El TC «tumba» el trasvase de funcionarios a la Hacienda catalana

La norma recurrida limita el acceso a la función pública en condiciones de igualdad, dice el TC.

La Generalitat no podrá incorporar a la Agencia Tributaria catalana, como pretendía, a los funcionarios de la Administración del Estado destinados en Cataluña a similares funciones. La norma recurrida limita el acceso a la función pública en condiciones de igualdad, dice el TC.

La Generalitat no podrá incorporar a la Agencia Tributaria catalana, como pretendía, a los funcionarios de la Administración del Estado destinados en Cataluña a similares funciones. El Tribunal Constitucional (TC) ha «tumbado» ayer uno de los artículos clave de la normativa reguladora de la Hacienda catalana, suspendido cautelarmente desde que el pasado septiembre el Gobierno recurrió la ley autonómica ante el Alto Tribunal.

Ahora, el pronunciamiento del Pleno del Constitucional ha resuelto definitivamente el fondo del asunto al declarar inconstitucional el artículo 4 de la Ley 9/2015 de 12 de junio que modificó la normativa reguladora de la Agencia Tributaria catalana por vulnerar el derecho de acceso a la función pública en condiciones de igualdad.

En su resolución del pasado día 19 –de la que ha sido ponente el magistrado Juan José González Rivas–, el Pleno del TC da la razón así a la Abogacía del Estado en contra de las pretensiones de la Generalitat y el Parlament, que defendían la constitucionalidad del precepto aludido. Según el mismo, podían optar a integrarse al cuerpo de inspectores tributarios de la Generalitat «los funcionarios que tengan asignadas funciones sustancialmente coincidentes» con dos requisitos: que estén destinados de forma definitiva en Cataluña o que presten servicios en el Gobierno autonómico o empresas del sector público en el momento de la convocatoria de las plazas.

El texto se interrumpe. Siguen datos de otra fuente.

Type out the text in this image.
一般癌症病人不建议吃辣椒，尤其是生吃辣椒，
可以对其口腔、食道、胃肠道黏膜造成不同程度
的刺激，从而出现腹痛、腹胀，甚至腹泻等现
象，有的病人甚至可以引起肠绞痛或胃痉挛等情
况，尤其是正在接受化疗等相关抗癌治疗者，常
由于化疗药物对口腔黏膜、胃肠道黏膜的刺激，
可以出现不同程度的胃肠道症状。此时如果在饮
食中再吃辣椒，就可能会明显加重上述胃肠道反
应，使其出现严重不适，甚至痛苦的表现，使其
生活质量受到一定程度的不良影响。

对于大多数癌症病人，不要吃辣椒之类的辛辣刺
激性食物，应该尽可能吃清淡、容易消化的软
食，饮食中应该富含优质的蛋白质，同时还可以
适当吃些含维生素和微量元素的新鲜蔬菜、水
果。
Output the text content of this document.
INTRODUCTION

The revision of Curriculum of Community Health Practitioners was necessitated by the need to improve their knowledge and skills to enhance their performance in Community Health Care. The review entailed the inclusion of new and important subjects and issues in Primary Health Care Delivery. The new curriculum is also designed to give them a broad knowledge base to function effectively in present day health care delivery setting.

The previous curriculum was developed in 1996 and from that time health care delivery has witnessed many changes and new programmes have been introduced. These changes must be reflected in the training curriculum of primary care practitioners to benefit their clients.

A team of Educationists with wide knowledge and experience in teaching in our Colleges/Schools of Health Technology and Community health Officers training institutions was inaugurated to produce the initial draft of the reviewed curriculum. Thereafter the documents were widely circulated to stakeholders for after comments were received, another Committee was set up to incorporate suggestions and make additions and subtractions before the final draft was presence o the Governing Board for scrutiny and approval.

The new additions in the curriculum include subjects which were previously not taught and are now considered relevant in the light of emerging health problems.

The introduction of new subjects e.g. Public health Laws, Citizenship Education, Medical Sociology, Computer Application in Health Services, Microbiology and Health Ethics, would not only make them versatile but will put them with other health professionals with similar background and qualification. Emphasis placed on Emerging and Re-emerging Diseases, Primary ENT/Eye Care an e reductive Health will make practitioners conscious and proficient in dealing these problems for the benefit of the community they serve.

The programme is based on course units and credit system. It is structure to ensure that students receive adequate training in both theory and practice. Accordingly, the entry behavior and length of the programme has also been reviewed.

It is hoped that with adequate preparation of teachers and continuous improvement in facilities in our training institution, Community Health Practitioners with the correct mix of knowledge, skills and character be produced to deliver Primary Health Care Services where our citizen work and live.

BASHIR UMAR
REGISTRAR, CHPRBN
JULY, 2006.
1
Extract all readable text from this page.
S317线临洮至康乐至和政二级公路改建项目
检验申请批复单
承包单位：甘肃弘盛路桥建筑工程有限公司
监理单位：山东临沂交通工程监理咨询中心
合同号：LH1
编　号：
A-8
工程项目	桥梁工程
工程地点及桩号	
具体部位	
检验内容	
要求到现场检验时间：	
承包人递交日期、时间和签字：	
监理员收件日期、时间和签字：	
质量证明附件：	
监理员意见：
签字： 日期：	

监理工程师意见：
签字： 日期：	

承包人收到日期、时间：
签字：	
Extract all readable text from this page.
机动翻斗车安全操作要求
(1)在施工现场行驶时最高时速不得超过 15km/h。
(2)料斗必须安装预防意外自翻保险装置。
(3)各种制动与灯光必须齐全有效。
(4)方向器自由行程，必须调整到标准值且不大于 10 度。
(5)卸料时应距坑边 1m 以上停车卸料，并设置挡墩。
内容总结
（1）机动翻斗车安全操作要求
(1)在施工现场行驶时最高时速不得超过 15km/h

La Abogacía del Estado defendió su inconstitucionalidad por no respetar los principios de igualdad, mérito y capacidad al suponer una «integración automática» de funcionarios a la Administración catalana «sin la superación de ninguna prueba selectiva y sin la consideración siquiera de un concurso de méritos».

Por su parte, la Generalitat y el Parlament se oponían a la pretensión del Gobierno argumentando que la norma recurrida no regula el acceso a la función pública, sino la incorporación a un puesto de trabajo de «una persona que ya ha adquirido la condición de funcionario de carrera» tras superar los correspondientes procesos selectivos. Se trataría, por tanto, de una mera «movilidad interadministrativa».

La limitación de acceso a los funcionarios destinados en Cataluña, argumentaba el Gobierno autonómico, se justifica «por razones de eficiencia» y de «facilidad de adaptación» por su conocimiento de la «realidad cultural, lingüística, social y económica» y de la estructura de la Administración tributaria en Cataluña.

El TC, sin embargo, sostiene que la norma recurrida sí regula «una modalidad de acceso» al cuerpo de funcionarios de la Generalitat pues resulta «evidente» que los funcionarios pueden optar a integrarse, superando los procedimientos establecidos, en otro cuerpo funcionarial. Pero en este caso, recalca, no se trata de un «mecanismo abierto» a todos los funcionarios que cumplan los requisitos, sino que reduce «el ámbito subjetivo de los potenciales candidatos» a los que ya están destinados en Cataluña.

Esa «prueba restringida» conculca, dice, el derecho de acceso a la función pública en condiciones de igualdad al ser contraria al «carácter abierto de los procesos selectivos». Contradice por tanto, de modo «efectivo e insalvable», la normativa estatal al respecto y la competencia del Estado sobre el régimen de los funcionarios, lo que acarrea, concluyen los magistrados, su inconstitucionalidad y nulidad del precepto impugnado.